As we used to say in the military: “If you can order a beer, a burrito, and a bimbo in the local language, you’re fluent.”
At least you knew enough to put that accent on the e.
As we used to say in the military: “If you can order a beer, a burrito, and a bimbo in the local language, you’re fluent.”
Since there’s an English word pronounced parlay already (you know, “parlay”) it never occurred to me that they’d pronounce Parler as parlay too instead of Parlor until someone commented on it a couple weeks ago.
I speak Spanish, not French, and I generally find French’s very loose connection between spelling and pronunciation baffling, and this only adds to it.
Huh. I’ve always pronounced it like “parlor” in my head, and I took four years of French. I thought it was just a cutesy spelling that punned on the French parler “to talk”. So pronounced as if it were English (since it was developed in America and, I assume, mostly an American audience uses it), but echoing the French meaning as well. So you have both the idea of sitting in a parlor with the idea of “to talk”/parler behind it. It’s cute.
You lose that bilingual double meaning if the word is pronounced “par-LAY” in English. (And it seems weird to me. Wouldn’t you want to call it Parlez then, rather than using the infinitive?) So I think it’s kind of stupid that the company originally intended it to be pronounced that way. The other way, in my mind, is much more clever. (Regardless of what you think about the service or the people who are on it.)
That’s not an accurate description; French has pretty clear and consistent rules for pronunciation based on spelling. They’re just different from English rules.
Given how much people are talking about the spelling and pronunciation in this thread, it might well have been a deliberate marketing ploy to make it ambiguous and grammatically/etymologically dubious. And perhaps there are likely to be more liberal tears over grammar?
While in principle I have no problem ascribing impure motives to the far right, I think this theory is far-fetched. For one thing, I see no “liberal tears,” just curiosity and a little informal linguistic analysis.

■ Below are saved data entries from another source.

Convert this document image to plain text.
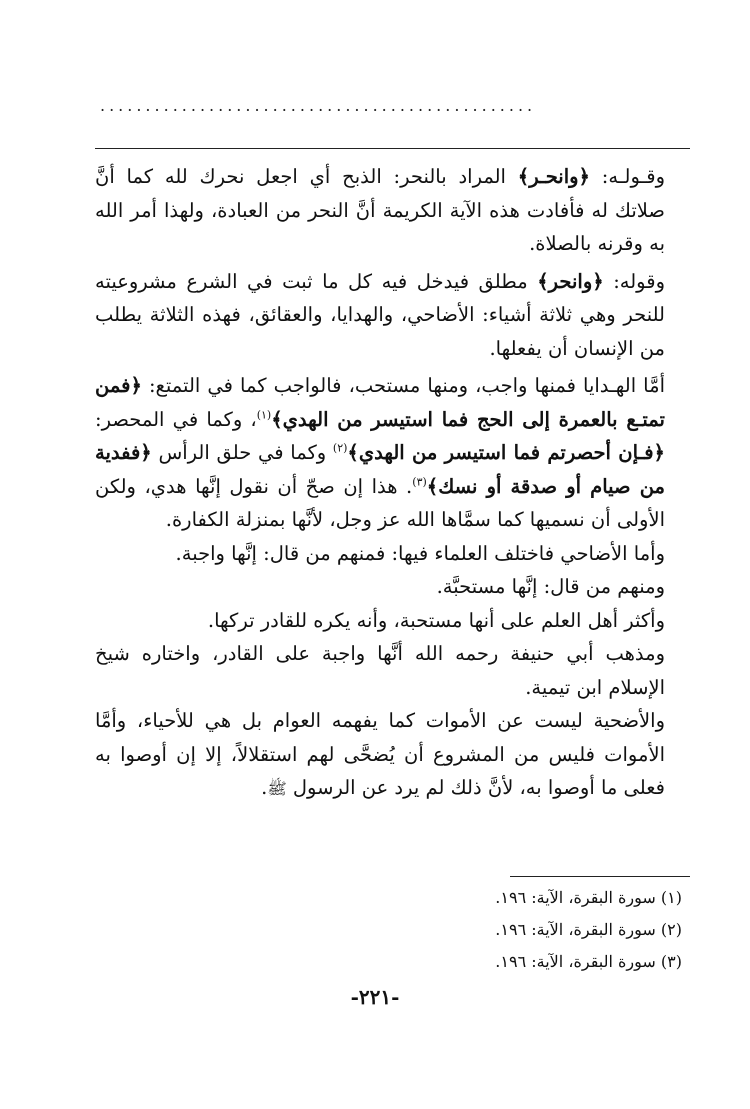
................................................

وقـولـه: ﴿وانحـر﴾ المراد بالنحر: الذبح أي اجعل نحرك لله كما أنَّ صلاتك له فأفادت هذه الآية الكريمة أنَّ النحر من العبادة، ولهذا أمر الله به وقرنه بالصلاة.

وقوله: ﴿وانحر﴾ مطلق فيدخل فيه كل ما ثبت في الشرع مشروعيته للنحر وهي ثلاثة أشياء: الأضاحي، والهدايا، والعقائق، فهذه الثلاثة يطلب من الإنسان أن يفعلها.

أمَّا الهـدايا فمنها واجب، ومنها مستحب، فالواجب كما في التمتع: ﴿فمن تمتـع بالعمرة إلى الحج فما استيسر من الهدي﴾$^{(١)}$، وكما في المحصر: ﴿فـإن أحصرتم فما استيسر من الهدي﴾$^{(٢)}$ وكما في حلق الرأس ﴿ففدية من صيام أو صدقة أو نسك﴾$^{(٣)}$. هذا إن صحّ أن نقول إنَّها هدي، ولكن الأولى أن نسميها كما سمَّاها الله عز وجل، لأنَّها بمنزلة الكفارة.

وأما الأضاحي فاختلف العلماء فيها: فمنهم من قال: إنَّها واجبة.

ومنهم من قال: إنَّها مستحبَّة.

وأكثر أهل العلم على أنها مستحبة، وأنه يكره للقادر تركها.

ومذهب أبي حنيفة رحمه الله أنَّها واجبة على القادر، واختاره شيخ الإسلام ابن تيمية.

والأضحية ليست عن الأموات كما يفهمه العوام بل هي للأحياء، وأمَّا الأموات فليس من المشروع أن يُضحَّى لهم استقلالاً، إلا إن أوصوا به فعلى ما أوصوا به، لأنَّ ذلك لم يرد عن الرسول ﷺ.

(١) سورة البقرة، الآية: ١٩٦.
(٢) سورة البقرة، الآية: ١٩٦.
(٣) سورة البقرة، الآية: ١٩٦.
-٢٢١-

Well, rhe capital of France is pronunciated “Pair REE”, but only the elitesty of Americans say anything other than “PAIR iss”. Do they get called names, too?
I’ve never heard the word spoken and never even knew it even existed til I read mentions of it on this board within the past week. I never thought it would be said differently from parlor, it just looked like it was in the same style as Twitter/Tumblr/ Flickr, etc.
Parlay.com is already taken and judging from the design of the homepage has been around since the early Nineties.
This is probably the explanation. Some people trying to come up with a catchy name for a communication platform come up with “parlay”. Quick google, find it’s taken, would cost more than a token amount of money to buy it, so use a different spelling, and quirky is good anyway.
Surprised they didn’t go with parlr.
Parler-Parlor-Parlour-Parkour… this appears to be a metaphor for their trajectory. One of my favorite moments from the whole series is the way Andy quietly squeaks “parkour” from inside the box.
This is correct. One conjugation of regular French verbs has the -er ending for the infinitive, and the endings are all pronounced -ay. Remember “Voulez-vous coucher avec moi?” back in the 70s?
No. I’m not old enough to remember the 70s.
Apparently an existing app called “parlor” has shot to the top of the app store charts:
It was in Moulin Rouge!, too.
I was going to say – it hit #1 in the US (and many other places worldwide) back in 2001. I remember a time when I couldn’t get away from that song.
I don’t voluntarily watch musicals.
OK, then just take our word for it. parler => par-lay, coucher => koo-shay, donner => don-nay, aimer => aym-ay, etc.